Answers appear on the next page.
Answers
- True. It is appropriate for management to have this matter included in the management representation letter.
- True. Management representations are a form of audit evidence, albeit a weak one. Additional evidence from other sources should always be sought.
- False. The effective interest method is the preferred method of amortizing discount under GAAP. The straight-line method can only be used if it is not materially different than the effective interest method. The effective interest method is preferred by GAAP since it keeps a level effective interest rate. The straight-line method is easy to apply and demonstrate.

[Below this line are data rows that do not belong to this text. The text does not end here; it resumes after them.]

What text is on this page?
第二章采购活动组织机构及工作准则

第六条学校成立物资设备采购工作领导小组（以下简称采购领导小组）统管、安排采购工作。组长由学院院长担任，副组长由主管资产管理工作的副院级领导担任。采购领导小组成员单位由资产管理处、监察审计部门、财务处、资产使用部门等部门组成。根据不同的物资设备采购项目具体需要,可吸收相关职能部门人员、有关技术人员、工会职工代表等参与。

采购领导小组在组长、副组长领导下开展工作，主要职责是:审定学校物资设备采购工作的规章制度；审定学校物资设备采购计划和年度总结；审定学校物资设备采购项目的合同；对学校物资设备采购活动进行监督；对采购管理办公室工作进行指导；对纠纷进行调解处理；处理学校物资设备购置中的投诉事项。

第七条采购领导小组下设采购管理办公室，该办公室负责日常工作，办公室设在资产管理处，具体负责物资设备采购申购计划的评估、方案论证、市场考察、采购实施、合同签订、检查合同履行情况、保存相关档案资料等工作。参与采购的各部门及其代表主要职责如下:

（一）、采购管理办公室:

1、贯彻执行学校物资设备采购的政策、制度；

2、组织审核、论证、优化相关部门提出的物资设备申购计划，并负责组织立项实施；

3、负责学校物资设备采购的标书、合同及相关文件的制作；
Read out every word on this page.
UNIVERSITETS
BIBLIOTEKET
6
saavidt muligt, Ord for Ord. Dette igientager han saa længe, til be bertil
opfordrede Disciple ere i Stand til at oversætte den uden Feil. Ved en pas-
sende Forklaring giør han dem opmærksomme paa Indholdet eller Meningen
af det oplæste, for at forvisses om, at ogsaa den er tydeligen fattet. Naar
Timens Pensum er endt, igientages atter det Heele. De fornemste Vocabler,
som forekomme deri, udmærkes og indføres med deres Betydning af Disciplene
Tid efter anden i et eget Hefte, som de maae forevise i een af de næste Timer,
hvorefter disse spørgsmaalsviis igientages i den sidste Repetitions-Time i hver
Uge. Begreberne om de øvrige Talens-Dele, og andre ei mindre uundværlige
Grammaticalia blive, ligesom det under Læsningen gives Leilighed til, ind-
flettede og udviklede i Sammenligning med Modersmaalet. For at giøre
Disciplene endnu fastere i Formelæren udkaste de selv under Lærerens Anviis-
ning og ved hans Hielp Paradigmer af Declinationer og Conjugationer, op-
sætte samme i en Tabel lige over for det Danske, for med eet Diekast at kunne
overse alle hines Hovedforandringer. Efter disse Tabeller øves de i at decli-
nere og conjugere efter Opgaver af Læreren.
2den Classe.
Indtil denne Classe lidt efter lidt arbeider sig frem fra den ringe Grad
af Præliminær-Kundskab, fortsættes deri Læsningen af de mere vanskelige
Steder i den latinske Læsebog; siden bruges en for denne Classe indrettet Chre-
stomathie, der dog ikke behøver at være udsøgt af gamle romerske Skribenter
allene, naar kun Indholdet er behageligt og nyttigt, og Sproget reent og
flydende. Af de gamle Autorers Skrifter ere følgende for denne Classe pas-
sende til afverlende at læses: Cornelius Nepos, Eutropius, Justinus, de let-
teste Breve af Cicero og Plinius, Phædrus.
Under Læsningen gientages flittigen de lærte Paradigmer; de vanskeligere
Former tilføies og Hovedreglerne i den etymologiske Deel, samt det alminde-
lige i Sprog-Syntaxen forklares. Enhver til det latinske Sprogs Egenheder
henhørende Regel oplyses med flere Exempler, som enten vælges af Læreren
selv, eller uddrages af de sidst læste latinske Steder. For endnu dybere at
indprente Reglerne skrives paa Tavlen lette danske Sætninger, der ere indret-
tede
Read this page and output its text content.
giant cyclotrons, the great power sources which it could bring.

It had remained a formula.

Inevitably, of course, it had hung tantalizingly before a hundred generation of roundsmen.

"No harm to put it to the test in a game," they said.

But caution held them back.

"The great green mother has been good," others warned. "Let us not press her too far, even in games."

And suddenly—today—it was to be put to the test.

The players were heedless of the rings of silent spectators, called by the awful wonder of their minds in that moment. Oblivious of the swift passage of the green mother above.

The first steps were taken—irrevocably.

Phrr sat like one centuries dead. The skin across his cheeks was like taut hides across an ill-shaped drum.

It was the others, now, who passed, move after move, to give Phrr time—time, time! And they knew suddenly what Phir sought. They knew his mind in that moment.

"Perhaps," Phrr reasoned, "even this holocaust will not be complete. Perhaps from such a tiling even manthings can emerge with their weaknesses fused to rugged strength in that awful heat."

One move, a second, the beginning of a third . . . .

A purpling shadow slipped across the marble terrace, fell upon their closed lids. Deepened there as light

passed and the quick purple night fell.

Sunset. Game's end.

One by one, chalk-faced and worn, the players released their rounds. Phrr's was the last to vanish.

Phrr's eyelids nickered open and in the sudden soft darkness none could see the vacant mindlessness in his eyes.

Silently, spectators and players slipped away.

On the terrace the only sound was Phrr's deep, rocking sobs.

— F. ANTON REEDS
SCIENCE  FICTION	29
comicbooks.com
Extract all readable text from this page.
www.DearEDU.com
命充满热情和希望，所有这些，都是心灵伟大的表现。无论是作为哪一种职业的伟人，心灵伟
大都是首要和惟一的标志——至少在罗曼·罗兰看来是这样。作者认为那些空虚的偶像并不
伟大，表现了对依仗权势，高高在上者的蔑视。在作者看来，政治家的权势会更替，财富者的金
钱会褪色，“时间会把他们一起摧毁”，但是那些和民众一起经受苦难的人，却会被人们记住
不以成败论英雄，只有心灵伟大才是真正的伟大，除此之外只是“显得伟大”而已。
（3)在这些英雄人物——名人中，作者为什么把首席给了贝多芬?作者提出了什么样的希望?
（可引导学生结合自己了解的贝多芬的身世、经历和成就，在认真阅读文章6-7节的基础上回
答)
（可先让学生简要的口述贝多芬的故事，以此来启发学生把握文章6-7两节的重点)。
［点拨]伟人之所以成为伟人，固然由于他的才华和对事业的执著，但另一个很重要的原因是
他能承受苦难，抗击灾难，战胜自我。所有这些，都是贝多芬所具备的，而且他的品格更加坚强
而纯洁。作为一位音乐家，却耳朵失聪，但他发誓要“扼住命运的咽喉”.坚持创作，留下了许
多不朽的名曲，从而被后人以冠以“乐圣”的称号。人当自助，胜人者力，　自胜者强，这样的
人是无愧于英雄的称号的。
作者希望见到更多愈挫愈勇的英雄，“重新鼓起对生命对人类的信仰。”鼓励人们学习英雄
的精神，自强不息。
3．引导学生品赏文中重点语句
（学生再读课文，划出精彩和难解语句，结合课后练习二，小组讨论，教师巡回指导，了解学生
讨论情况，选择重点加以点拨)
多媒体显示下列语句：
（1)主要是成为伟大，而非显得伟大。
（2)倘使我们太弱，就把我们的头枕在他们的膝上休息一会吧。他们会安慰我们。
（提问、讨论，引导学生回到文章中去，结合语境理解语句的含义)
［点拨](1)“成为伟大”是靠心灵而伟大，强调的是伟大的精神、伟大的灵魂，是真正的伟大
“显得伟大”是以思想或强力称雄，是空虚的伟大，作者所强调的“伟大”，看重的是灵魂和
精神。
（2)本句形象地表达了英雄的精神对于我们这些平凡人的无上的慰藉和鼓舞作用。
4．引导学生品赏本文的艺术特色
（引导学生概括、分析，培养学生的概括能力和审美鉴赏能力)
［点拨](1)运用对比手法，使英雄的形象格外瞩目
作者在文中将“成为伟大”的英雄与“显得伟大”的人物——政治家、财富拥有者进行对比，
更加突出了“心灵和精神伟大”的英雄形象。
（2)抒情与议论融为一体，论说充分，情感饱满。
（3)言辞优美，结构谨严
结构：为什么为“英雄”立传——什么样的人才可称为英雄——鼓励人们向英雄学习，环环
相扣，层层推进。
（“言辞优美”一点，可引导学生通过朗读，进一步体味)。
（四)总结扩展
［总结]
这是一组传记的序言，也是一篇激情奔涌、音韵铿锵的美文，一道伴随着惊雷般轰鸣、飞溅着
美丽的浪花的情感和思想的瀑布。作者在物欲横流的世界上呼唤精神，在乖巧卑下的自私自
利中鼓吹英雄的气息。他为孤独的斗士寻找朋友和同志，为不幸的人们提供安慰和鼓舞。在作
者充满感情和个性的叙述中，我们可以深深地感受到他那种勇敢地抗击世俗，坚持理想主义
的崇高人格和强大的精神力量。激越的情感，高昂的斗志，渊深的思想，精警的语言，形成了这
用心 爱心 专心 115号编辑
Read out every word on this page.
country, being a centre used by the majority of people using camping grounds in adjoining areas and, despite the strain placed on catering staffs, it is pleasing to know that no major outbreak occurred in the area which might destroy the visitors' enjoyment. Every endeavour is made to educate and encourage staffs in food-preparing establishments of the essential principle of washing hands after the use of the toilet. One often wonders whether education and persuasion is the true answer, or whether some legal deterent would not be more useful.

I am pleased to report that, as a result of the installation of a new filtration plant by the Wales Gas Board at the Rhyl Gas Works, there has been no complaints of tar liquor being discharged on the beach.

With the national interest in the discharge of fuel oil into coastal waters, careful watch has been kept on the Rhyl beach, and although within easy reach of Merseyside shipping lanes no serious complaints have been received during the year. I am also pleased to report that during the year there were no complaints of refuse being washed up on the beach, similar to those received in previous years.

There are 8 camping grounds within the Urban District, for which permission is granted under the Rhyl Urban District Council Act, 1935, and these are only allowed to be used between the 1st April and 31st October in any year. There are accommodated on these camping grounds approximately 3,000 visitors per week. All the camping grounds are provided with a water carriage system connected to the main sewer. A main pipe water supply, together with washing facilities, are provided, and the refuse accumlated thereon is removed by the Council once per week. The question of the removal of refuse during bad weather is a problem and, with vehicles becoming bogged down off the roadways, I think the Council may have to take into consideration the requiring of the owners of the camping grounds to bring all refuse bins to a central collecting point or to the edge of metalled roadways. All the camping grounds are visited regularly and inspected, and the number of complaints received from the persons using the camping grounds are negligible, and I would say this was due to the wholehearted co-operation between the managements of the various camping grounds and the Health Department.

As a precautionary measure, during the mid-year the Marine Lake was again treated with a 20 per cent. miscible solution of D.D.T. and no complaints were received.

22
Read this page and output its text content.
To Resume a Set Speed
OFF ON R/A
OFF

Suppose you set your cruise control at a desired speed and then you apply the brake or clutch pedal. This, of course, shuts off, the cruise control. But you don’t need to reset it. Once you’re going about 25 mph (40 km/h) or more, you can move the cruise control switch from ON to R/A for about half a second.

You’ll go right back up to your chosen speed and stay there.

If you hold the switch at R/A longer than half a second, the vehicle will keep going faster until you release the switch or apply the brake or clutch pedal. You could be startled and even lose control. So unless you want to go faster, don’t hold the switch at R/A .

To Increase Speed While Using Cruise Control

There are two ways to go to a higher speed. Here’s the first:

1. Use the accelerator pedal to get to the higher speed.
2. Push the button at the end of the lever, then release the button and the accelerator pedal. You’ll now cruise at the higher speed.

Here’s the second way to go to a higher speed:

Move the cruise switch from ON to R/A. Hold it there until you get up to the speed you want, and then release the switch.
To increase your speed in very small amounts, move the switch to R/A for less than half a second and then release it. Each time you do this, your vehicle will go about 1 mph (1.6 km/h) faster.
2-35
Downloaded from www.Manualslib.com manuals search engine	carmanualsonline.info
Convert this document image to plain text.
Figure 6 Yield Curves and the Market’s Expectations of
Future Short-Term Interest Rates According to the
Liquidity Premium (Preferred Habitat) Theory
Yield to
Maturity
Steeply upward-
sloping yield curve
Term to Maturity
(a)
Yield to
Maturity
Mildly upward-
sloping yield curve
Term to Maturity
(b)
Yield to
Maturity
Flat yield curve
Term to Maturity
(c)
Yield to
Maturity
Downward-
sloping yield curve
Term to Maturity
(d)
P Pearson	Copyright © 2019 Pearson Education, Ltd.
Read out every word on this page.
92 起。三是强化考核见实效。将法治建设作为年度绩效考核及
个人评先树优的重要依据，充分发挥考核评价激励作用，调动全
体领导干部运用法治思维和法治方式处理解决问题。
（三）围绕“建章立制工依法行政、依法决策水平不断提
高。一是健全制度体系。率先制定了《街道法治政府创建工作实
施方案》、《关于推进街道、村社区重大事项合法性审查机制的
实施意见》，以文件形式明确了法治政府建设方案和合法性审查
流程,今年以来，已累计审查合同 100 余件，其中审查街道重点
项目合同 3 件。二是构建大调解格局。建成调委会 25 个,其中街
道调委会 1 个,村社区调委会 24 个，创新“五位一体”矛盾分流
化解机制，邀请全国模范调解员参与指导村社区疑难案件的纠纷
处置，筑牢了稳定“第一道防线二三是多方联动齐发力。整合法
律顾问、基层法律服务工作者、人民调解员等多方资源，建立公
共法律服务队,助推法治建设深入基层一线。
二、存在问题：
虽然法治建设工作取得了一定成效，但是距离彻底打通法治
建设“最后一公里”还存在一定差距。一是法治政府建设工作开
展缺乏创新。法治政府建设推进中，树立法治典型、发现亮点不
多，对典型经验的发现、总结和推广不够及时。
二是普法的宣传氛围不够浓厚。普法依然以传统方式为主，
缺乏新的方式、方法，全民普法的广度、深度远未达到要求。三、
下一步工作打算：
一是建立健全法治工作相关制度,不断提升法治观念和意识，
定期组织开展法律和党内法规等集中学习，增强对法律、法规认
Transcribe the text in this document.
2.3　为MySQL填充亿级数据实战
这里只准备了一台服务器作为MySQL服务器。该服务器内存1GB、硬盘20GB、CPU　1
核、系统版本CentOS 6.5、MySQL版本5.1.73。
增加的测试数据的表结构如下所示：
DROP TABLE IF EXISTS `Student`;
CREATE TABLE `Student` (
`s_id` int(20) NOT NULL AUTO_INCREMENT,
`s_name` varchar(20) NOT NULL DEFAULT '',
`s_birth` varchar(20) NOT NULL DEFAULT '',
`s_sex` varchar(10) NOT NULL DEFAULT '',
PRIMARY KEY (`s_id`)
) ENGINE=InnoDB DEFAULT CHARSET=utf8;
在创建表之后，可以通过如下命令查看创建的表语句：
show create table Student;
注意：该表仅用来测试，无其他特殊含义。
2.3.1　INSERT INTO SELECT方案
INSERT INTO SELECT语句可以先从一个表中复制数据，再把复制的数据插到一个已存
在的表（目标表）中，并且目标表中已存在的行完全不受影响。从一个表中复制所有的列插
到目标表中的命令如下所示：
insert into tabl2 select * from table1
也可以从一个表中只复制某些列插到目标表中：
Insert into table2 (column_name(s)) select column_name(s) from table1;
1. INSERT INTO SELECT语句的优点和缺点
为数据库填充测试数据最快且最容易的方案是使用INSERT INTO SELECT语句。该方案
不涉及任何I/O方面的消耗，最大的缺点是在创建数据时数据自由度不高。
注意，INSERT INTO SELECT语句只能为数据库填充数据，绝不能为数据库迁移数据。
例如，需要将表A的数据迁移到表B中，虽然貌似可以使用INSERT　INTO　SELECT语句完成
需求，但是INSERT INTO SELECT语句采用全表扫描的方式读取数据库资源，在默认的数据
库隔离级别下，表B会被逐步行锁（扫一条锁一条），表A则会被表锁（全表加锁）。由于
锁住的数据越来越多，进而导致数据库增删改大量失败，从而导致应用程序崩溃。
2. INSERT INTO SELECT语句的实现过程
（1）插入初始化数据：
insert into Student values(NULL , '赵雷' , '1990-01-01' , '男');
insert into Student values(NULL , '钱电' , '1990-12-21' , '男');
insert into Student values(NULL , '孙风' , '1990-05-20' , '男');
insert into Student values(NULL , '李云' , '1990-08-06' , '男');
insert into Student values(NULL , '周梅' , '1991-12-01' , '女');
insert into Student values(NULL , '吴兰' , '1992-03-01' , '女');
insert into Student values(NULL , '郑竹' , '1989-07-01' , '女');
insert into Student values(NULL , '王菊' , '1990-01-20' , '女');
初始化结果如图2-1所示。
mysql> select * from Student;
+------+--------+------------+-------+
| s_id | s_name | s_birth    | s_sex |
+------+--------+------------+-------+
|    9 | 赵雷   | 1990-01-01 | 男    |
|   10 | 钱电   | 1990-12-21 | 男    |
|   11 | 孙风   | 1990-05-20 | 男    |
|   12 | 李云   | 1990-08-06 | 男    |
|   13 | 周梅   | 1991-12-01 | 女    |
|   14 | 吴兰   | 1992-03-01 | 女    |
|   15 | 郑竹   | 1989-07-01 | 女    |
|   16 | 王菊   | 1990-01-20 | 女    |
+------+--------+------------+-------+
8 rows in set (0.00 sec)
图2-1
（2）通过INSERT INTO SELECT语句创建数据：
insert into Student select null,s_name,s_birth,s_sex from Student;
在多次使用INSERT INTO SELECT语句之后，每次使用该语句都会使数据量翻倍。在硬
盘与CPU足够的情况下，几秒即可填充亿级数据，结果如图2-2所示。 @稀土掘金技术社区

- False. A trick question! Yes, unrealized gains and losses on securities available for sale are recorded in OCI, but the deferred tax effect is also recorded there as well.
- True. Auditors and financial managers need to approach this with care. All available evidence about management’s intentions should be scrutinized.
[1] Remember, an unrealized gain is seldom a recognized gain for tax purposes. In certain cases, even a realized gain (a disposal for example) may not cause recognition for tax purposes. In financial accounting, unrealized gains or losses may cause recognition in the financial statements.
[2] Credit losses are handled separately and not included in this article.
[3] It is permissible to show the deferred tax effect for the total items in the OCI account or they can be separated for each item as done in this article.
[4] This will be done in the management representation letter, a mandatory procedure for an independent audit. Other steps such as reading the board of director minutes or making inquiries of management can shed additional light on management’s intent.
[5] This article presumes prior knowledge of this subject from the appropriate intermediate accounting course. It is presented here as a “refresher” on the topic. For the purposes of this article, simple straight-line amortization is demonstrated. GAAP requires the use of the effective interest method, which is beyond the scope of this article.
[6] Taxation of bond premiums and discounts are not discussed here.